Continuous delivery for machine learning
Getting machine learning applications into production is hard
In modern software development, we’ve grown to expect that new software features and enhancements will simply appear incrementally, on any given day. This applies to consumer applications such as mobile, web, desktop apps as well as modern enterprise software. We’re no longer tolerant of big, disruptive, deployments of software. ThoughtWorks has been a pioneer in Continuous Delivery (CD), a set of principles and practices that improve the throughput of delivering software to production, in a safe and reliable way.
As organizations move to become more “data-driven” or “AI-driven”, it’s increasingly important to incorporate data science and data engineering approaches into the software development process to avoid silos that hinder efficient collaboration and alignment. However, this integration also brings new challenges when compared to traditional software development. These include:
A higher number of changing artifacts. Not only do we have to manage the software code artifacts but also the data sets, the machine learning models, and the parameters and hyperparameters used by such models. All these artifacts have to be managed, versioned and promoted through different stages until they’re deployed to production. It’s harder to achieve versioning, quality control, reliability, repeatability and audibility in that process.
Size and portability: Training data and machine learning models usually come in volumes that are orders of magnitude higher than the size of the software code. As such they require different tools that are able to handle them efficiently. These tools impede the use of a single unified format to share those artifacts along the path to production, which can lead to a “throw over the wall” attitude between different teams.
Different skills and working processes in the workforce: To develop machine learning applications, experts with complementary skills are necessary, and they sometimes have contradicting goals, approaches and working processes:
- Data Scientists look into the data, extract features and try to find models which best fit the data to achieve the predictive and prescriptive insights they seek out. They prefer a scientific approach by defining hypotheses and verifying or rejecting them based on the data. They need tools for data wrangling, parallel experimentation, rapid prototyping, data visualization, and for training multiple models at scale.
- Developers and machine learning engineers aim for a clear path to incorporate and use the models in a real application or service. They want to ensure that these models are running as reliably, securely, efficiently and as scalable as possible.

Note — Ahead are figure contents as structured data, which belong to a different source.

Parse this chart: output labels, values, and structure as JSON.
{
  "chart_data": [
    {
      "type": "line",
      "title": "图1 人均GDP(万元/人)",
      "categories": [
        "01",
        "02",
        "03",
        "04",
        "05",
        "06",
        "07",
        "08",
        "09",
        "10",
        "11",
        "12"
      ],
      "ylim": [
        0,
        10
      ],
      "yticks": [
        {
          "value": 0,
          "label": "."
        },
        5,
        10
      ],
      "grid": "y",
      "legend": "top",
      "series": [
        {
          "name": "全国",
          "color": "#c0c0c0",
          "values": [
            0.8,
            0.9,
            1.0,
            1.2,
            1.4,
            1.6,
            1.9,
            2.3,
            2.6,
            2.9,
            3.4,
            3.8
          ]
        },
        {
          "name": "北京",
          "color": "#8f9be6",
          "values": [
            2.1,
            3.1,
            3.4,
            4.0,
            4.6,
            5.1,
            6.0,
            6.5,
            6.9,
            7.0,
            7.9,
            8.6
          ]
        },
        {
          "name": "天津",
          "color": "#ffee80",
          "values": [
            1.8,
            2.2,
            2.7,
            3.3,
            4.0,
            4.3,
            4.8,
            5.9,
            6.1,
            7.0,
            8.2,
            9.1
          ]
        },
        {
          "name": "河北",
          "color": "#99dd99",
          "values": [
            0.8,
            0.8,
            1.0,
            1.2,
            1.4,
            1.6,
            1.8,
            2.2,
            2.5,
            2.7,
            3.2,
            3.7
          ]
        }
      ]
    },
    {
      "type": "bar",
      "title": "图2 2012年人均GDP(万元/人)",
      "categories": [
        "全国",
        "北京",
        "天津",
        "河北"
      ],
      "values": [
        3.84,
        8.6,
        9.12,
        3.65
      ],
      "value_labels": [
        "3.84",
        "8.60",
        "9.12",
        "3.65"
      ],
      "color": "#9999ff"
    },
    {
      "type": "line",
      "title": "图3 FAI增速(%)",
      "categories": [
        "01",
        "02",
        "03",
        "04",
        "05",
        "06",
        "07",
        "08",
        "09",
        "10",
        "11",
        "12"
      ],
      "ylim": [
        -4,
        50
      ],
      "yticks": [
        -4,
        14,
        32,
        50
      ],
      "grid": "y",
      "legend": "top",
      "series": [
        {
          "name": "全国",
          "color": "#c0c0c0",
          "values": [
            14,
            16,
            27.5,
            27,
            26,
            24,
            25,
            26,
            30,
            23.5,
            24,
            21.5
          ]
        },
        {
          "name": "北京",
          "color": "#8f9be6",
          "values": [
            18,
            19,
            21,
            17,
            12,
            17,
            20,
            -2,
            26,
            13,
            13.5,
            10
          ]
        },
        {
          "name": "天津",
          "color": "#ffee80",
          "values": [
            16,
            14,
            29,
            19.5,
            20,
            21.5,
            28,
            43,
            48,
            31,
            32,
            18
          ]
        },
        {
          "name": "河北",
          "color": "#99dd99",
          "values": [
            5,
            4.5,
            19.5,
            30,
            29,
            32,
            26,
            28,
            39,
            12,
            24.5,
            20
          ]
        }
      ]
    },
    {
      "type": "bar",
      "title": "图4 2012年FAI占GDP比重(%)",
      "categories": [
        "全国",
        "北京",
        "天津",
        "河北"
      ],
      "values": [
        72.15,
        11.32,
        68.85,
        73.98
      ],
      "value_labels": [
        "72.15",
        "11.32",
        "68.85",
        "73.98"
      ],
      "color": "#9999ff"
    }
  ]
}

- Data engineers do the work needed to ensure that the right data is always up-to-date and accessible, in the required amount, shape, speed, granularity, with high quality, and minimal cost.
- Business representatives define the outcomes to guide the data scientists’ research and exploration, and the KPIs to evaluate if the machine learning system is achieving the desired results with the desired quality levels.
Continuous Delivery for Machine Learning (CD4ML) is the technical approach to solve these challenges, bringing these groups together to develop, deliver, and continuously improve machine learning applications.